Friday, March 26, 2010

One Trick Pony

One of the better lessons I've taught was the first in my middle school practicum.

It was a summer course, and so we were assigned to the district's summer school program.  It was a group of about 30 students repeating 8th grade.  Another student and I were assigned to the two teachers who co-taught the class.  Although some of the students were going into 8th grade and wanted a head-start, the majority were not interested in listening to me teach grammar, or anything else.  Nonetheless, I was asked to teach my first lesson on sentence fragments and run-ons.

It was the summer.  I had some free-time, and I was eager to please.  So I spent a lot of time planning.  I made a pretty decent graphic organizer.  I asked my fellow undergrad if she could play a small part in the lesson.  I prepared a formal assessment.  For my first lesson, I was doing alright.  Then I created a superhero alter ego to keep the students' attention.

The day for my lesson came around and we listened to Skee-Lo's version of "The Tale of Mr. Morton" before I presented a few sentences and we identified their subjects and predicates.  It was then that my colleague, AKA the Preposition Punk, wearing a clever construction paper mask (she was in drama, if I remember right) snuck up to the board and added "When" to the beginning of a sentence: 
When Mr. Morton walked to the store.
I read the complete sentence now transformed into a dependent clause to the class and proclaimed, "this looks like a job for CAPTAIN COMMA!" while simultaneously ripping open my button-up shirt (which was no longer button-up; I'd replaced the buttons with velcro) to reveal a t-shirt emblazoned with this shield:
The students were dumbfounded, but I definitely had their attention.  I heroically slammed a comma after the dependent clause and added an indepent clause to complete the sentence and save the day. 
When Mr. Morton walked to the store., he bought a gallon of milk.
I handed out the graphic organizer and had them take a crack at it.
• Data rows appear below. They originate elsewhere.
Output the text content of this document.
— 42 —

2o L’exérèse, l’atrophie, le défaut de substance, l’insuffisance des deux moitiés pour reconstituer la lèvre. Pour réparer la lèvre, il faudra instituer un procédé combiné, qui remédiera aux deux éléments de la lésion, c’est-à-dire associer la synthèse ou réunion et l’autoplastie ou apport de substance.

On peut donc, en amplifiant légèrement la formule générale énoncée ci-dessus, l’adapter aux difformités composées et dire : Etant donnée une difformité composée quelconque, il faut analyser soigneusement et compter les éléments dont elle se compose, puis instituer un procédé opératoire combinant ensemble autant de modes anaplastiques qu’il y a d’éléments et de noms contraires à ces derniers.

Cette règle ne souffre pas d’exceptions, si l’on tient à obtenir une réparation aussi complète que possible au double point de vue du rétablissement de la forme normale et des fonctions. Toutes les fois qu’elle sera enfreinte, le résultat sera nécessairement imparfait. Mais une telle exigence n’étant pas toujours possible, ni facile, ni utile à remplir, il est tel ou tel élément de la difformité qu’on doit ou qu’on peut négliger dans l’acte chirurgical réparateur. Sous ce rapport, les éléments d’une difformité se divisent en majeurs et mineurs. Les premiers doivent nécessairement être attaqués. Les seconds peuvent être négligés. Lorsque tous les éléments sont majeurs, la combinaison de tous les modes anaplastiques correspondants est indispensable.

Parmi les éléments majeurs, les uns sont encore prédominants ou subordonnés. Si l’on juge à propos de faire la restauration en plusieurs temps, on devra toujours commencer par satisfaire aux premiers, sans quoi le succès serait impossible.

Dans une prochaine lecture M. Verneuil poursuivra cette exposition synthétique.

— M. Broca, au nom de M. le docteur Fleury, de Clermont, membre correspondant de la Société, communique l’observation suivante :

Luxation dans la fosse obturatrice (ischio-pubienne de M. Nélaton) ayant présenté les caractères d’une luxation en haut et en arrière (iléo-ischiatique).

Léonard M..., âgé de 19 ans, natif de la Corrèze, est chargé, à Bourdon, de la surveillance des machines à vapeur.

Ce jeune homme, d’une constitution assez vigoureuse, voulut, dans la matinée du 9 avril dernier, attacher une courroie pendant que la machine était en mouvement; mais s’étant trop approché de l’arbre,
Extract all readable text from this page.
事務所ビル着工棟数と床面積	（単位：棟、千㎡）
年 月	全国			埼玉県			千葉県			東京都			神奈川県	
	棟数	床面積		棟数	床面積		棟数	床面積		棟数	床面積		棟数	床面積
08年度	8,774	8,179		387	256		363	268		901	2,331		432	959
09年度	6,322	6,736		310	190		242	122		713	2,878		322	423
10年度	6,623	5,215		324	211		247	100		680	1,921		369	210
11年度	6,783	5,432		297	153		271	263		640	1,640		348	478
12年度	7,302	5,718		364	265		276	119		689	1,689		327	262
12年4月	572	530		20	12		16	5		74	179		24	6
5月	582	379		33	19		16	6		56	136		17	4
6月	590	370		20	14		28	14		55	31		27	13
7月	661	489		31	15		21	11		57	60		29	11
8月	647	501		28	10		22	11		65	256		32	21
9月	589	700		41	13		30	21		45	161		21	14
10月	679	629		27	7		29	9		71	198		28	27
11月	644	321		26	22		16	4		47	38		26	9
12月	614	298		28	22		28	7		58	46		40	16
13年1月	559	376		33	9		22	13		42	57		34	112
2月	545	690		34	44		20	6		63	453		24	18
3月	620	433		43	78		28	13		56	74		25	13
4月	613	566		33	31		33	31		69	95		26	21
Fast-forward 5 years.  I still teach that lesson maybe once a year.  But it's the only lesson I teach that has that injection of edutainment right to the jugular.  The only one?  What's up with that?  Not that every lesson needs to have that element of theater to it.  It needs all the pedagogy my other lessons have, including things I missed that first time like a preassessment and differentiation.  But one lesson a year that keeps students' attention like that one, that creates murmurs throughout the hallways inbetween periods, that get students anticipating my class, is no where near enough.